Im Special findet sich dazu eine von Tobias Herold und Peter Holland (beide veranstalten die im Club ausland stattfindende Reihe »Lyrik im ausland«) initiierte und mittels eines Calls kuratierte Sammlung an Gedichten zeitgenössischer Autor*innen. Das zunächst als innermusikalisch anmutende Thema der Stille bekommt hier sofort genuin materielle, soziale und politische Ausformungen.

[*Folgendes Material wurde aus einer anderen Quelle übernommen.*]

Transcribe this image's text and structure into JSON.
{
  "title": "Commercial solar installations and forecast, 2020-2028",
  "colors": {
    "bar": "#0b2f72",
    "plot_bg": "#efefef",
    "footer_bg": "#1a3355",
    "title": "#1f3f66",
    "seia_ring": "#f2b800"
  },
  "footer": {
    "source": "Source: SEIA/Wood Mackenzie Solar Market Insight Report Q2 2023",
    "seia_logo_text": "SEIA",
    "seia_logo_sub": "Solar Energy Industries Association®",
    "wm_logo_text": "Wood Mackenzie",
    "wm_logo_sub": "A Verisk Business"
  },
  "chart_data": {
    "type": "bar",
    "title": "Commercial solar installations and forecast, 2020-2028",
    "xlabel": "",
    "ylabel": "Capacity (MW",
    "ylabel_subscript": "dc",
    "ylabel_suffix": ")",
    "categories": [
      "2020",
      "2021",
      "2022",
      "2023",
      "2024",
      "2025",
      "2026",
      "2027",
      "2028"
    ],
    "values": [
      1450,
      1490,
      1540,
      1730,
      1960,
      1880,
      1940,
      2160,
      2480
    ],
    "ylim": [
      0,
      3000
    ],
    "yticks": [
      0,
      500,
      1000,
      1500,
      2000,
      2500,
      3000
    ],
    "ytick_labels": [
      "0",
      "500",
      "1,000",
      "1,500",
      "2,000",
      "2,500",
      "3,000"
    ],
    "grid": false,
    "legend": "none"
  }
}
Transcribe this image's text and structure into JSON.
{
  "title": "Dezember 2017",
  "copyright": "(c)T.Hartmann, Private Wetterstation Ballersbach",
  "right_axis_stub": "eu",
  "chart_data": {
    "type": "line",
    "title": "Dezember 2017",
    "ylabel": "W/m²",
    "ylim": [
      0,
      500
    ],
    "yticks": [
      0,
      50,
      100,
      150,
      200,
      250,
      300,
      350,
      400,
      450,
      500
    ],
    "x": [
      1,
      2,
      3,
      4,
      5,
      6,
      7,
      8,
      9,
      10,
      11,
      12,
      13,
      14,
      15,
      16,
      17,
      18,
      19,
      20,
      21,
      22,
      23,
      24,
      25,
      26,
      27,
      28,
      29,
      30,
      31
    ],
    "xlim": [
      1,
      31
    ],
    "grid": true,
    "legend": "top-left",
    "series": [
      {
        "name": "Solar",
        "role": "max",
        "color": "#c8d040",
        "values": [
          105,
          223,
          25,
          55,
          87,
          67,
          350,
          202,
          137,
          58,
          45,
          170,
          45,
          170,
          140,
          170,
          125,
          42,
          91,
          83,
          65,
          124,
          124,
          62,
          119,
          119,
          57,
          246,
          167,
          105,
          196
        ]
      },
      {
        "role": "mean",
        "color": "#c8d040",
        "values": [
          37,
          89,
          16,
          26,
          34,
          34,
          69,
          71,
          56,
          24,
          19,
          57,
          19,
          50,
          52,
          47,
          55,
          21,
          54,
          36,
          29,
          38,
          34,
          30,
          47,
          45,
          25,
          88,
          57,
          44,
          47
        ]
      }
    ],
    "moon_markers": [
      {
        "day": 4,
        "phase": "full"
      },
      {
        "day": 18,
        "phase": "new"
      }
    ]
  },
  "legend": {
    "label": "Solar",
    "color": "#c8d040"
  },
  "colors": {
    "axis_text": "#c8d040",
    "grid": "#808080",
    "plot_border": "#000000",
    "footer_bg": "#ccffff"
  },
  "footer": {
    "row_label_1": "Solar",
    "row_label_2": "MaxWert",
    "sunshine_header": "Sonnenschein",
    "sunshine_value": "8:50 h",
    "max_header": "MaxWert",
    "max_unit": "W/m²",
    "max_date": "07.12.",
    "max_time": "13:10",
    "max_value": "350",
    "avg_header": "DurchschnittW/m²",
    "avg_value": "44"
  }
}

So auch in den Haupttexten, wo zum Beispiel unser Autor Tim Rutherford-Johnson den Wirkpfaden der Künstlerin Pamela Z folgt; zwischen der Arbeit mit dokumentarischen Sprachmaterial bis hin zu konzeptionellen Settings, die diskriminierungserfahrene Menschen als Wirklichkeiten verhandelt. Jolinde Hüchtker interessiert sich daran anschließend für die Tendenz aktueller Festivals, sich selbst als einen Ort der Verhandlung für bessere Formen der Koexistenz zu betrachten, und porträtiert darin die in Witten stattfindende Reihe acting in concert. Der Spike-Redakteur Colin Lang bespricht anhand einer Installation von Banks Violette und Sunn O))) die Möglichkeiten des Genres Metal als Kunstform und dem Zusammenhang von brachialem Klang und materiellen, raumbezogenen, konkreten Gegebenheiten. Friedemann Dupelius fragt nach der besseren Wirklichkeit, indem er dem alltäglichen wie auch künstlerischen Phänomen synthetischer Stimmen folgt. Sie sprechen lassen tut Nico Sauer, der sich als Komponist lieber enthält und zusammen mit einigen KIs auf die Spuren einer neuen, prosaischen Musikphilosophie gegangen ist. Wir danken ihm auch für das bei dem Insta-Artist @thimeetris beauftragte Coverbild der aktuellen Ausgabe mit dem Titel: »Es gibt die, die wissen wie man über Musik spricht und es gibt die, die wissen wie man nicht darüber spricht.« Einen versponnenen, zugleich aber höchst kritischen Zugang zur Neuen Musik sucht Patrick Frank in seinem Versuch, der Szene einen Minderwertigkeitskomplex zu attestieren, mit dem der Konservatismus und das autoritative Gehabe in der Frage »Ist das noch Neue Musik?« etwas plausibler erscheint. Die Therapie folgt hoffentlich noch.

Als Teil unsere Serie zu spannenden Musikszenen weltweit, die wir im August-Heft mit Argentinien angefangen haben, hat diesmal YAN Jun einen aufschlussreichen Artikel zur Subkultur in China verfasst. Seit einigen Jahren treffen sich Komponierende und Musizierende nur noch in ganz kleinen Runden, meist privat, um ihre Arbeiten zur Aufführung zu bringen. Es mangelt an Orten, Geld; es sind die Zeiten von hartem staatlichem Neoliberalismus. Nach YAN gilt es in solch einer Situation, die »eigene Realität zu schöpfen und zu erfinden«.

Wir wünschen viel Vergnügen und Anregung bei der Lektüre und Sichtung des Hefts 125!